Op Schiphol is het vertrek uitgesteld tot 11.45, zodat Jan tijd genoeg heeft om een nooddocument aan te vragen. Op de hotelkamer heeft hij met tandpasta niet alleen zijn artistieke uitingen uitgewist, maar ook de afbeeldingen en het paginanummer. Jan vraagt de marechaussee wat ze van zijn paspoort vinden. Dat vinden ze heel mooi en ze zien niets bijzonders. Jan wijst op de lege bladzijde en dan moet er een nooddocument komen. Volgens Jan lopen ze te zeuren, maar het is inderdaad vervelend als hij terug gestuurd wordt.

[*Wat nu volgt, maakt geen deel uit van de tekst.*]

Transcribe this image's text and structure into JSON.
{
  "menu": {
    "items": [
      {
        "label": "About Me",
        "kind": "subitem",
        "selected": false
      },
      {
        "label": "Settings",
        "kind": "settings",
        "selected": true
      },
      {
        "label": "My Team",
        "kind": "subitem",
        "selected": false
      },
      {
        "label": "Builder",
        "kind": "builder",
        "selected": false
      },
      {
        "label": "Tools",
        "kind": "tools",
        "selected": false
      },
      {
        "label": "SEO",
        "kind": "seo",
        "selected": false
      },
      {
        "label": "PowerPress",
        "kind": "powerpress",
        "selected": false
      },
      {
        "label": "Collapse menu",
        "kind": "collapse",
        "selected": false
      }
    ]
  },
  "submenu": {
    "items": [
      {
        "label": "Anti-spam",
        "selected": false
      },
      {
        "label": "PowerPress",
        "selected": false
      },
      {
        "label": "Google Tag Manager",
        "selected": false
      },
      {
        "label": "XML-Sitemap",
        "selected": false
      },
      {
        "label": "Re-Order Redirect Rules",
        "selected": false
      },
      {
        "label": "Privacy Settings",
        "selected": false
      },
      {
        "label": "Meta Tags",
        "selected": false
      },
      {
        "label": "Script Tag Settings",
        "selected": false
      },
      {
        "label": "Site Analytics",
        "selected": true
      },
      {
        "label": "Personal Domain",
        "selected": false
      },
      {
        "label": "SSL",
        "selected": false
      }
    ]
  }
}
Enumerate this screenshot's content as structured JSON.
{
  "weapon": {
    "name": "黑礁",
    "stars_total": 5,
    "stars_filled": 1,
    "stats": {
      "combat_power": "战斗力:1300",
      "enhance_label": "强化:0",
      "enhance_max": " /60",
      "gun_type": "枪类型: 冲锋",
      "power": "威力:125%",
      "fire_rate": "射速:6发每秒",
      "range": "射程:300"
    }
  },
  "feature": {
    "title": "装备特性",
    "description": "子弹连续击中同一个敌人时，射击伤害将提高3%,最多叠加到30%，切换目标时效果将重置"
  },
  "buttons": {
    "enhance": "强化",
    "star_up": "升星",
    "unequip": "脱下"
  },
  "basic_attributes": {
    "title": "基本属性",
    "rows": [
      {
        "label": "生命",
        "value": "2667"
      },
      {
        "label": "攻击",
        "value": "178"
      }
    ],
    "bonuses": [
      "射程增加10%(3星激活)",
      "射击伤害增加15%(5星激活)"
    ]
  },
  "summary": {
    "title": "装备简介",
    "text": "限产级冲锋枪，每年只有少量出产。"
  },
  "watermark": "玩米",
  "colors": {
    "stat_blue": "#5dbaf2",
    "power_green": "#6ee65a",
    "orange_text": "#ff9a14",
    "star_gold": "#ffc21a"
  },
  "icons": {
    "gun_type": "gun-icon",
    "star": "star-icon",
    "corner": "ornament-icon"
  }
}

Voor een nooddocument hebben ze het volgende nodig:

- 2 pasfoto´s

- ƒ54,-

- identiteitsbewijs

- veel geduld

Geduld hebben de beambten inderdaad nodig, want Jan brengt er met zijn opmerkingen de stemming in. Ze werken nu nog langzamer dan normaal (echt, het kan!). Een van de mannen is op Sri Lanka geweest. Toen ontplofte de bom en ontstond er veel paniek in Colombo. Hij vloog ook met Air Lanka: prima vlucht en goede service. Als ze vliegen is het goed!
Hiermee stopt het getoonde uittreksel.